What clicks and calls can I eliminate for my customer if I’m with them all of the time?
How might the always-on connection increase our customers’ expectations for a seamless experience, regardless of how or where they’re interacting with us?
What weaknesses might be highlighted as that happens?
How else can this device connect to solve a problem or create convenience?
How can I start to target and integrate their experiences across all sorts of contexts — location, emotion, buying stage, activity, etc.?
4. Get ready to interpret (even more) data: Setting aside the inevitable questions of personal data and privacy, Snodgrass acknowledges that the grand promise of wearables depends on a Holy Grail of marketing: a team and plan that are able to make profitable heads or tails of data. No company is currently broadcasting its intention to sell the data generated from wearables, but Snodgrass insists it’s only a matter of time: “Even if you have great analytics, you’re still gonna need somebody on your team to be able to interpret what that means. Refining data is going to be even worse, because all of the data will be about a human being.
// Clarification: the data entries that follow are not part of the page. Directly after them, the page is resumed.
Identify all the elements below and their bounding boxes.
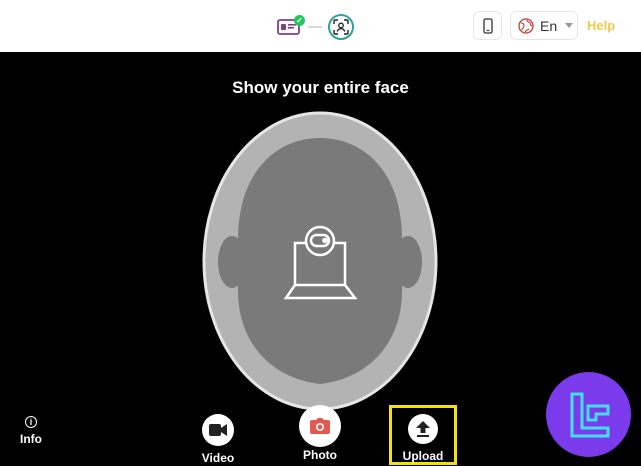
language-selector[interactable]: En: [510, 11, 578, 40]
globe-icon: [518, 17, 534, 34]
info-button[interactable]: i Info: [14, 416, 48, 446]
info-icon: i: [25, 416, 37, 428]
video-label: Video: [201, 451, 235, 465]
page-title: Show your entire face: [232, 78, 409, 97]
upload-button-circle: [408, 414, 438, 444]
photo-button[interactable]: Photo: [296, 405, 344, 462]
progress-steps: ✓: [276, 12, 354, 42]
face-scan-icon: [333, 19, 349, 35]
photo-button-circle: [299, 405, 341, 447]
photo-label: Photo: [303, 448, 337, 462]
video-button-circle: [202, 414, 234, 446]
step-face-scan: [328, 14, 354, 40]
step-id-document: ✓: [276, 14, 305, 40]
brand-logo-icon: [570, 392, 609, 437]
brand-logo: [546, 372, 631, 457]
chevron-down-icon: [565, 23, 574, 28]
face-guide-oval: [202, 111, 438, 411]
switch-device-button[interactable]: [473, 11, 502, 40]
check-icon: ✓: [294, 15, 305, 26]
phone-icon: [482, 17, 493, 34]
help-link[interactable]: Help: [587, 18, 615, 33]
camera-icon: [310, 418, 330, 434]
info-label: Info: [20, 432, 42, 446]
upload-icon: [416, 421, 430, 437]
video-button[interactable]: Video: [195, 414, 241, 465]
step-connector: [308, 26, 322, 28]
upload-button[interactable]: Upload: [389, 405, 457, 465]
top-bar: ✓ En Help: [0, 0, 641, 52]
video-camera-icon: [209, 424, 227, 436]
upload-label: Upload: [402, 449, 444, 463]
language-label: En: [540, 17, 558, 34]
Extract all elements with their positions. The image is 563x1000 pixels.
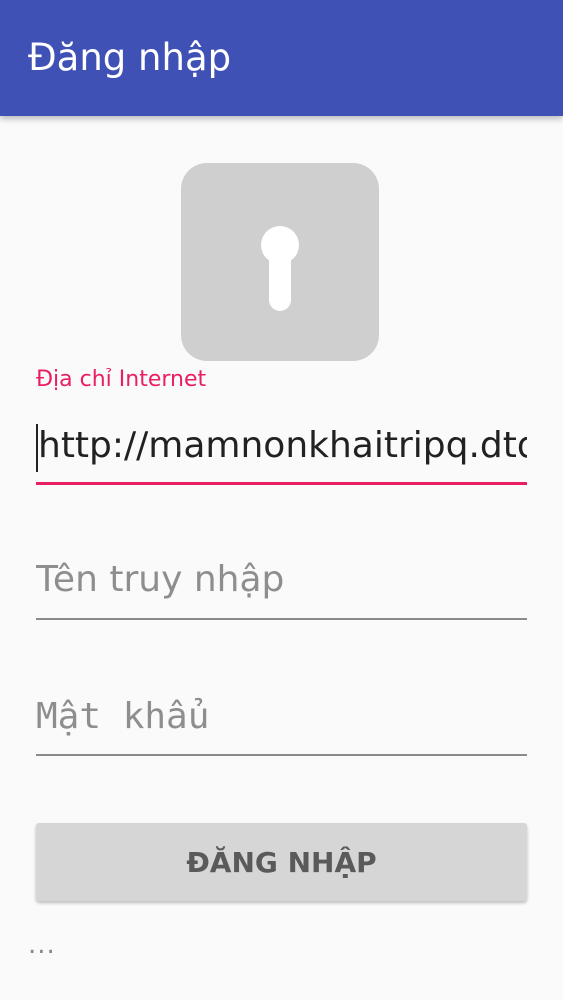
- username-input[interactable]: [36, 548, 527, 612]
- text-cursor: [36, 424, 38, 472]
- password-field[interactable]: [36, 686, 527, 756]
- url-field-label: Địa chỉ Internet: [36, 367, 207, 392]
- app-bar-title: Đăng nhập: [28, 36, 232, 79]
- login-button[interactable]: ĐĂNG NHẬP: [36, 823, 527, 901]
- more-text: ...: [28, 930, 56, 960]
- url-field[interactable]: [36, 416, 527, 485]
- password-input[interactable]: [36, 686, 527, 748]
- url-input[interactable]: [36, 416, 527, 476]
- keyhole-lock-icon: [181, 163, 379, 361]
- app-bar: Đăng nhập: [0, 0, 563, 116]
- username-field[interactable]: [36, 548, 527, 620]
So your people are going to be interpreting intent, when in reality, you just got a bad data set or misunderstood what it meant.”
Wearable contenders
Google Glass:
In a category of its own, Glass is Google’s two-year experiment in wearable tech. While still not widely available to consumers, Glass has helped Google test the market and make important refinements to Google Now — an intelligent personal assistant (i.e., voracious data gatherer) that will power the next generation of wearable tech devices.
Wearable fitness trackers:
Wearable fitness technologies have gained the broadest acceptance among consumers. The challenge is whether consumers will continue to buy limited-function devices when their smartphones can deliver a lot of the same value.
Fitbit Flex
Jawbone Up
Shine Fitness Tracker
Watches:
Wearable tech watches are often designed as smartphone extenders, allowing users to see messages and caller ID without taking out their phones — and are the category where fashionistas are making their mark.
Metawatch Frame
Pebble Steel
Samsung Galaxy Gear & Gear Fit
Jewelry:
While still in its infancy, wearable tech jewelry offers highly targeted functionality. For example, the NFC Ring can be used to unlock doors and mobile devices.
So, start simple… but start
At a time when the marketing function is already going through seismic shifts, it can be easy to glaze over this not yet fully formed tech category. Kathleen Schaub, Vice President of International Data Corporation’s CMO Advisory Service, helped bring me back to this harsh reality. For many CMOs, particularly those in B2B settings, wearables are still the bailiwick of techies doing “look-at-the-cool-future” conference talks. Schaub explains, “CMOs are facing enormous change tasks in the next few years… absorbing some 78 categories of automation; getting whole companies to think like a customer; shifting from a media silo structure to one that is more systems-oriented and adaptive; integrating data, content, and interactions into more holistic customer experiences; making marketing more accountable to the business and revenue generation.”
Are CMOs really going to add wearable strategy to that list? Perhaps the very fact that the technology and its applications do still feel so sci-fi offers guidance: For marketers, this is the time to dabble in low-risk experiments and back-of-the-napkin brainstorms to ask some tough questions. What will an even, slow rise of these sensors and devices — and (perhaps more importantly) the network between them — do to our customers’ and clients’ expectations? How will they add to the mounting pressure to be customer-driven and data-driven?
We all know how hard it is to change behavior. But that doesn’t mean we won’t have to adapt to changing behaviors.